In order for local government to do its job well, it needs to listen and be responsive to citizen needs. This has always been the case, but it has not always been common practice. Local government is notorious for being impervious, out-of-touch, and indifferent to social circumstance. “You can’t fight city hall” is a common refrain symbolizing the disconnect between people and government. But recent developments in social media and digital technologies have enabled bottom-up surveillance and renewed government accountability. Innovations in data usage and participatory processes, across public and private sectors, have increased expectations of participation and feedback and created a kind of “smart consumer” of government services.
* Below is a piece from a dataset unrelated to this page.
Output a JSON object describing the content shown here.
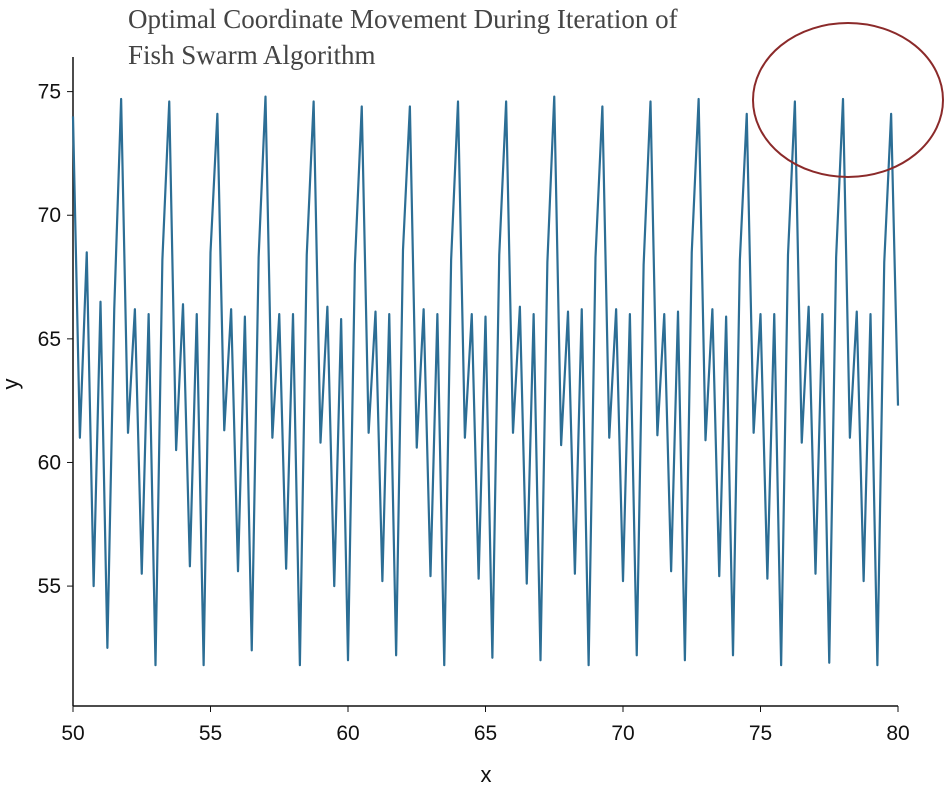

All of this has amplified the need for public engagement in everyday governance and created some pressure on government offices to figure out how to do it effectively.
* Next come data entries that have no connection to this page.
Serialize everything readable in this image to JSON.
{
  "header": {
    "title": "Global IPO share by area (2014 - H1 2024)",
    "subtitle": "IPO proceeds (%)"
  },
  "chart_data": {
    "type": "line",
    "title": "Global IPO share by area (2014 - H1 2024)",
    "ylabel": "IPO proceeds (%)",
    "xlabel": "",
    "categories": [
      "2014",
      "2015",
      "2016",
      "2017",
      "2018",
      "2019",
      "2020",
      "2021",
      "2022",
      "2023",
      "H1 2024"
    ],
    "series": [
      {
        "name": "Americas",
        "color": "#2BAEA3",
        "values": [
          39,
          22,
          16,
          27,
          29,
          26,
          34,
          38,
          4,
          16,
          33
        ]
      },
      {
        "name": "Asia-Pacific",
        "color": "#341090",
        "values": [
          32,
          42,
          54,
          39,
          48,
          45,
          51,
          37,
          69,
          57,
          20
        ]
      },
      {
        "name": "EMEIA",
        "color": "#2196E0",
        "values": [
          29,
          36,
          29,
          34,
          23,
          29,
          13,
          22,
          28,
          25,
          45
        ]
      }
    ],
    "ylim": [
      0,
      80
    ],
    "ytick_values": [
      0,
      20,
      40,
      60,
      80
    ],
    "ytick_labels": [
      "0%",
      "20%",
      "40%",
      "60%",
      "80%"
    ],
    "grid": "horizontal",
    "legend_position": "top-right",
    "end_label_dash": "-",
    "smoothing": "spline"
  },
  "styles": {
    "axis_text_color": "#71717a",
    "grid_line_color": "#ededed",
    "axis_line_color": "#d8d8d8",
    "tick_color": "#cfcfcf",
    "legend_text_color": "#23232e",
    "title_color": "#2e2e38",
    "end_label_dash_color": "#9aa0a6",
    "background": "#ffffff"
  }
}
There is no universal formula, as each city has unique demographics, geography, and socio-cultural circumstances, but there are best practices and common values to which practitioners can adhere. This guide is meant to foster learning and support for municipal governments as they adopt transformative practices of public engagement and embed them into their day-to-day work. It will also provide insights into the organizational structure that can best support this work. It emerges out of an eighteen-month experimental process called the City Accelerator (CA), funded by the Citi Foundation and supported by Living Cities and the Engagement Lab at Emerson College. CA is comprised of a cohort of five US cities, each tasked with inventing and implementing an innovative approach to public engagement (see Appendix 3). Each came to the cohort with a specific policy or social problem to address.

  • In Albuquerque, a minority majority city, there is a need to hear and be responsive to the voices of immigrant entrepreneurs.

  • In Baltimore, there is a need to build systems that are directly responsive to people returning to their communities from prison.

  • In Atlanta, residents of the city’s underserved Westside neighborhoods need to assure that their voices are heard as a new stadium and rapid gentrification takes place.

  • In Seattle, the City needs to rethink its internal procedures for interacting with communities.

  • In New Orleans, the City aims to encourage more low-income residents to take advantage of primary health care benefits.

Over the course of eighteen months, the experiments each city took to address these problems, including foibles and successes, were captured and are being shared here to benefit public institutions seeking to become more responsive to public needs.

"This guide is meant to foster learning and support for municipal governments as they adopt transformative practices of public engagement and embed them into their day-to-day work."

This is a conceptual and practical guide. The first part is conceptual, the second part is practical. As a whole, it takes a very tactical approach to spur organizational change by providing guidance for small or large teams within government to plan and execute responsible, effective public engagement strategies that take into consideration the real-world restraints of time and limited resources. Effective public engagement needs to be mapped in a new cultural, political and technological terrain. The guide’s first section is its conceptual backbone. Called CALIBRATING THE INSTRUMENTS, the section lays out all the major concepts that have bearing on public engagement. From strategies of co-design to communication systems and partnerships, this section provides a conceptual calibration for public engagement. The second section is more practical and applied. Called CHARTING THE COURSE, it is where the actual mapmaking takes place. Once instruments are calibrated, cities need to figure out all the components that can be mapped and how to use them constructively to navigate difficult terrain. This section is meant to help individuals, teams, or entire offices form and execute strategies for understanding the impact and value of public engagement. And finally, the concluding section, entitled GOING PLACES, is a reflection on where we’ve been and a prompt for where we can go.

Public engagement is not easy. This guide does nothing to dispel that suspicion, and in fact, it verifies it. The goal of this guide , and indeed, the goal of you reading it, is to provide low barrier points of entry for people to appreciate and integrate effective public engagement strategies into the everyday work of government.